C’est une manière propre à moi de le comprendre et de le dire. Sans vouloir faire dire quoi que ce soit  ni aux uns ni aux autres, parmi les jeunes ou leurs accompagnateurs et leur entourage. C’est juste le résultat d’un besoin de mettre des mots sur les faits à moi qui étais avec le second groupe et les a quittés la veille du tremblement de terre pour assurer le service pastoral à Hong Kong. C’est le besoin d’essayer de lire des signes qui s’apposent lors de mon travail spirituel comme cherchant à donner du sens. Mais, le mot sens, c’est à la fois trop peu et pas assez.

Trop,  car cela peut paraître prétentieux. Qui sommes-nous pour in fine capter le réel dans les mots que nous lui assignons, ainsi en l’assignant à résidence par notre pouvoir, car nos mots ainsi employés et le sens ainsi  surveillé?

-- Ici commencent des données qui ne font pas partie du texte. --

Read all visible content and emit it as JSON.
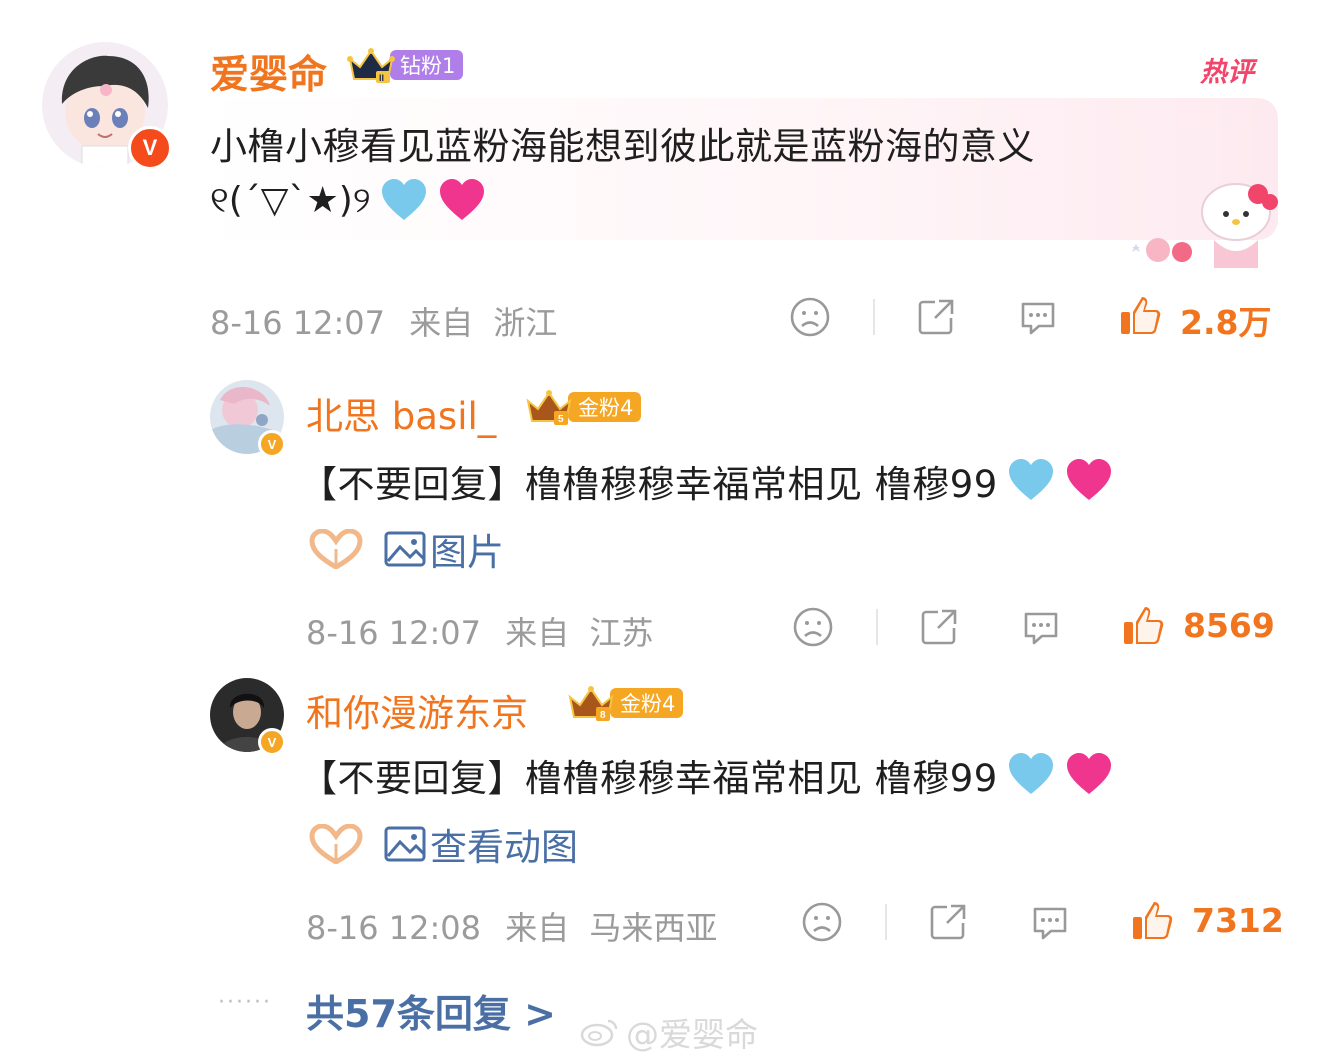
{
  "hot_label": "热评",
  "main_comment": {
    "username": "爱婴命",
    "fan_badge": {
      "level_label": "钻粉1",
      "color": "#b07ee8"
    },
    "text_line1": "小橹小穆看见蓝粉海能想到彼此就是蓝粉海的意义",
    "text_line2": "୧(´▽`★)୨",
    "emoji": [
      "light-blue-heart",
      "pink-heart"
    ],
    "time": "8-16 12:07",
    "from_label": "来自",
    "location": "浙江",
    "likes": "2.8万"
  },
  "replies": [
    {
      "username": "北思 basil_",
      "fan_badge": {
        "level_label": "金粉4",
        "color": "#f5a623"
      },
      "text": "【不要回复】橹橹穆穆幸福常相见 橹穆99",
      "attachment_label": "图片",
      "time": "8-16 12:07",
      "from_label": "来自",
      "location": "江苏",
      "likes": "8569"
    },
    {
      "username": "和你漫游东京",
      "fan_badge": {
        "level_label": "金粉4",
        "color": "#f5a623"
      },
      "text": "【不要回复】橹橹穆穆幸福常相见 橹穆99",
      "attachment_label": "查看动图",
      "time": "8-16 12:08",
      "from_label": "来自",
      "location": "马来西亚",
      "likes": "7312"
    }
  ],
  "more_replies_label": "共57条回复 >",
  "watermark": "@爱婴命",
  "colors": {
    "accent": "#f0751e",
    "link": "#4a6fa5",
    "meta": "#9b9b9b"
  }
}
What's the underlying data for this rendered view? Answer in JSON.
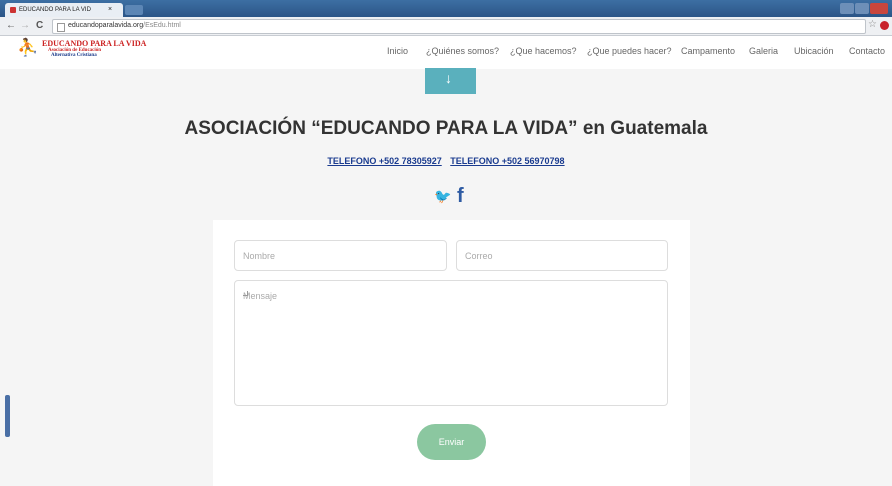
{
  "browser": {
    "tab_title": "EDUCANDO PARA LA VID",
    "tab_close": "×",
    "url_domain": "educandoparalavida.org",
    "url_path": "/EsEdu.html",
    "back": "←",
    "forward": "→",
    "reload": "C",
    "bookmark_star": "☆"
  },
  "site": {
    "logo": {
      "line1": "EDUCANDO PARA LA VIDA",
      "line2": "Asociación de Educación",
      "line3": "Alternativa Cristiana"
    },
    "nav": [
      {
        "label": "Inicio"
      },
      {
        "label": "¿Quiénes somos?"
      },
      {
        "label": "¿Que hacemos?"
      },
      {
        "label": "¿Que puedes hacer?"
      },
      {
        "label": "Campamento"
      },
      {
        "label": "Galeria"
      },
      {
        "label": "Ubicación"
      },
      {
        "label": "Contacto"
      }
    ],
    "scroll_arrow": "↓"
  },
  "main": {
    "heading": "ASOCIACIÓN “EDUCANDO PARA LA VIDA” en Guatemala",
    "phone1": "TELEFONO +502 78305927",
    "phone2": "TELEFONO +502 56970798",
    "social": {
      "twitter": "🐦",
      "facebook": "f"
    }
  },
  "form": {
    "name_placeholder": "Nombre",
    "email_placeholder": "Correo",
    "message_placeholder": "Mensaje",
    "send_label": "Enviar"
  },
  "colors": {
    "accent_teal": "#5ab0bd",
    "send_green": "#8bc7a0",
    "link_blue": "#1a3b8f",
    "brand_red": "#c22"
  }
}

Donner les mots pour décrire le réel, c’est comme poser des tuiles sur un toit qui abrite une demeure où il est bon à vivre. Mais le toit il faut le réparer, si souvent changer des tuiles arrachées par des bourrasques et brisées en tombant comme des vases creuses ? Vases qui fondamentalement ne peuvent être  rien d’autre que muets porteurs d’espérance de pouvoir participer à la formation d’un abri. Abris, plus ou moins sûr, plus ou moins durable et c’est déjà beaucoup dans un monde où tant de choses sont peu durables et tant sont si éphémères. C’est avec des mots que nous exprimons le sens, ce sont les mots  qui deviennent notre allié pour nous dire, pour se dire, pour dire. Mais peut-on le faire  de façon satisfaisante sans relier cette action à des mots qui, en abritant notre existence, tentent à donner du sens à la réalité d’un mystère de la vie qui de notre vie remonte vers celui de Dieu et qui confusément nous dit avec des mots si souvent maladroits,  quelque chose de vital ?

Pas assez, car il ne s’agit pas de vouloir couvrir quelque chose, une réalité dont on a du mal à saisir les contours et à appréhender la valeur, si  il y en a  une quelque part et la couvrir  artificiellement d’un sens. Comment le faire pour quelque chose qui de tout évidence au fond de notre tréfonds   existentiel  n’a pas  de sens en soi, tel que celui-ci, le sens du non-sens, se présente à nos yeux, à nos oreilles et nos cœurs. Et  cet « en soi « est important à respecter pour le fait lui-même comme pour ceux qui l’ont vécu. Car les faits ont leur propre vitalité et ils doivent être respectés dans ce qu’ils sont.  Le reste est peut-être un réflexe de survie, que dans la spiritualité chrétienne l’on appelle volontiers vie qui se donne en surabondance.